Das ist seit Corona anders. Nun ist man je nach Position des anderen einfach ein durchgehend unmöglicher Typ, wenn man auf der falschen Seite steht. Diese Haltung formt ein Gesamturteil über eine Person. Geimpft oder ungeimpft ist nicht einfach geimpft oder ungeimpft. Es ist gut oder böse.

Am besten sichtbar wird das im Fall von Novak Djokovic. Der hat natürlich schon vorher polarisiert, aber nun ist er endgültig für die einen der Heiland und für die anderen der Teufel. Das wäre ihm nie «gelungen» mit einem anderen Thema.

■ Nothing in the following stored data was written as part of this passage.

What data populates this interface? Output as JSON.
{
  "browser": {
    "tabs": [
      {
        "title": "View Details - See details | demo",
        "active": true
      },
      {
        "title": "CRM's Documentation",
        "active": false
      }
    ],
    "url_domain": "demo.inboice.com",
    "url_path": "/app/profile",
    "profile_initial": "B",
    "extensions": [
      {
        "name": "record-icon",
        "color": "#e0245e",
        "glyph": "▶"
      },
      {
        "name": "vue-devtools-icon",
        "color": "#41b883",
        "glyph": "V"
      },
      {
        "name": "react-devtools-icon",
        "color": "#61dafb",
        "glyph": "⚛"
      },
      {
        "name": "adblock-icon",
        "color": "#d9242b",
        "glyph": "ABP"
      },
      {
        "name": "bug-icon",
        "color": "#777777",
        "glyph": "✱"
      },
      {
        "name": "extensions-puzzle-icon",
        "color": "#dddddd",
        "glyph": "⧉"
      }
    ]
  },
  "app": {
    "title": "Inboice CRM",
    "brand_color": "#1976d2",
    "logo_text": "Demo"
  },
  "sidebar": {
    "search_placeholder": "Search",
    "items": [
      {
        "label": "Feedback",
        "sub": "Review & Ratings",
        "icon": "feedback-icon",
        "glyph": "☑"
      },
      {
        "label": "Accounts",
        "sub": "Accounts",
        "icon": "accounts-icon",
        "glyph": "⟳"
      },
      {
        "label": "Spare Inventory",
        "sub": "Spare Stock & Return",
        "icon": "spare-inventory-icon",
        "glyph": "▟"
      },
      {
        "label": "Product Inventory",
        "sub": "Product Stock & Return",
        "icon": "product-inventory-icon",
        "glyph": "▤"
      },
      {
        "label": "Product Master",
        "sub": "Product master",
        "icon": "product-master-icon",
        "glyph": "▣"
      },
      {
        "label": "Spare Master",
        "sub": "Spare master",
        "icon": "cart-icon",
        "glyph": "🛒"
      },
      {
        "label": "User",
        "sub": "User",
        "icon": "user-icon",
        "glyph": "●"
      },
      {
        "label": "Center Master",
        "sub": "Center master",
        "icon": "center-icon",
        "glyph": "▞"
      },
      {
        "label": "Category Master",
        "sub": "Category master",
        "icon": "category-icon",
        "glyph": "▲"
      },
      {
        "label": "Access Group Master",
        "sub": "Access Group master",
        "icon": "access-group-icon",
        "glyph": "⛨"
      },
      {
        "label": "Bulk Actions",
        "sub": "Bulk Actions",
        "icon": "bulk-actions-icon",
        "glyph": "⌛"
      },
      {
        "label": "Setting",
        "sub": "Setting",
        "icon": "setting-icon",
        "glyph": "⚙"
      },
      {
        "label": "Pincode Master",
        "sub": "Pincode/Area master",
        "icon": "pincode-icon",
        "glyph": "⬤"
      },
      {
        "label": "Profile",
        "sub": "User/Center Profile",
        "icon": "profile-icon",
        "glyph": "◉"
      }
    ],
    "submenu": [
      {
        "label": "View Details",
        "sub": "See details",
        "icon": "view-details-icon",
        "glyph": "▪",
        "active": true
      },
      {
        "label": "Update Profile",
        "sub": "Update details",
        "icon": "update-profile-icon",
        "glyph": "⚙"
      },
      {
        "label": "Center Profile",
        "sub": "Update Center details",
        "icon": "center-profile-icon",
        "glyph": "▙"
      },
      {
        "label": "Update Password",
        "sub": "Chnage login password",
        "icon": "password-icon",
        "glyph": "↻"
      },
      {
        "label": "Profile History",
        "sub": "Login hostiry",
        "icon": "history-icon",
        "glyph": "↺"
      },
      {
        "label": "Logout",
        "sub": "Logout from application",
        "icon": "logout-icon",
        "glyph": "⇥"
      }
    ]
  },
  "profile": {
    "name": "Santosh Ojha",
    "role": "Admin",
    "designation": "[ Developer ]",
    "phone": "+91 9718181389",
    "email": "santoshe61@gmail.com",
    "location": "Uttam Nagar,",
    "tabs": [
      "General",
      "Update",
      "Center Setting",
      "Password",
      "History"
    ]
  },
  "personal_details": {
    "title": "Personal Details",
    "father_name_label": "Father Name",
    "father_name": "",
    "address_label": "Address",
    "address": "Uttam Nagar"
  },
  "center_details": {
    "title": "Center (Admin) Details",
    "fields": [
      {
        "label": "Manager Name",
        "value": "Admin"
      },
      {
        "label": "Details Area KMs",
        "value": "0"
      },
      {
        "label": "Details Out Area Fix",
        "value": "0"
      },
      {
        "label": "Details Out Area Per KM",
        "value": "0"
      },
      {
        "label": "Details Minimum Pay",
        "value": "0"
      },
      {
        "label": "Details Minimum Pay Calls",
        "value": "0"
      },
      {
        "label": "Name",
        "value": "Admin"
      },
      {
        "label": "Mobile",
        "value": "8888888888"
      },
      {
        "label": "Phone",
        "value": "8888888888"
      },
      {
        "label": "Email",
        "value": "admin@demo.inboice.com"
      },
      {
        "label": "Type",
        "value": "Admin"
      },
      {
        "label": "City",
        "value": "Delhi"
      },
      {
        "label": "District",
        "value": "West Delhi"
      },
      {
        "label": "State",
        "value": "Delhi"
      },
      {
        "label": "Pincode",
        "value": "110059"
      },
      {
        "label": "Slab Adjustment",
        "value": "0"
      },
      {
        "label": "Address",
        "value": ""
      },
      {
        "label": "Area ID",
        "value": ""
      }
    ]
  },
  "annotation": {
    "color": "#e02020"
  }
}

Er hätte sich über den Krieg in Ex-Jugoslawien, die Frage von Drogen oder sonst etwas Kontroverses äussern können: Niemals wäre er so definitiv in einer Schublade gelandet. Gut, eine abfällige Aussage über Greta und den Klimawandel hätte allenfalls ähnliche Auswirkungen gehabt.

Wir sehnen uns danach, Leute einzuteilen. Beweggründe spielen dabei keine Rolle. Debatten führt man ohnehin nicht mehr. Die Positionierung in der Coronafrage erlaubt ein abschliessendes Urteil, und das über alle möglichen Lebensbereiche. Djokovic könnte morgen sagen, die Sonne gehe jeweils abends unter, und man würde ihm eine Verschwörungstheorie nachsagen. Er ist vogelfrei geworden. Und mit ihm natürlich viele andere, nur belegen die nicht seit Tagen die Schlagzeilen.